Right, thanks 👍 I didn't test the following approach. I'm curious if it works.

Marching Cubes

for i, sdfi := range mySDFs {
    for j, sdfj := range mySDFs {
        if i == j {
            continue
        }

        sdfCollision := sdf.Intersect3D(sdfi, sdfj)

        // If there is no collision, then the following STL would have no vertices. Maybe.
        render.ToSTL(sdfCollision, "collision.stl", render.NewMarchingCubesUniform(50))

        // Also, I can call my custom wrapper to get triangle mesh from SDF.
        // If there is no collision, then this triangle mesh would have no vertices. Maybe.
        m := wrapper.Mesh(sdfCollision, render.NewMarchingCubesUniform(50))
    }
}

My custom wrapper takes an SDF and a Marching Cubes algorithm and returns the mesh triangles:

func Mesh(s sdf.SDF3, r render.Render3) *Mesh {
    // Wrapper logic...
}

Test

I didn't test the above approach:

Question

Does the above approach make sense?

Megidd commented 1 year ago
  1. what does @fogleman do?

I didn't study his source code thoroughly yet. But I think I have to. I believe he's not using SDF.

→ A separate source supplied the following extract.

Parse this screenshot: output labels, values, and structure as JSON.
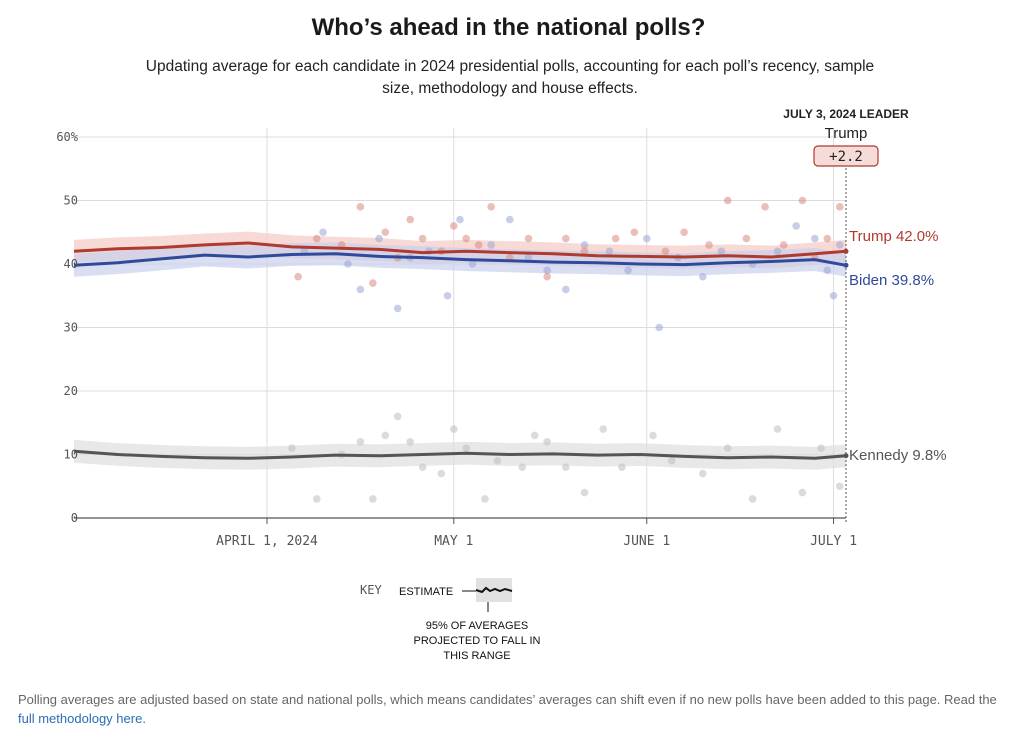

deadsy commented 1 year ago

Yes - if you render an intersection object then a "no intersect" will have an empty mesh. That is: no triangles were generated. If the intersection region is smaller than the sampling region then you may fail to detect it. This is the brute force approach to this and is obvious but slow. If you did it you'd just create a special renderer target which tracked if it actually received any triangle, and would conclude as soon as it received one - you don't need to actually create an STL.

Taking a quick look at the @fogleman code it looks like he uses trees of AABB's to speed up intersection checking. You may note that his examples all have the objects axis aligned.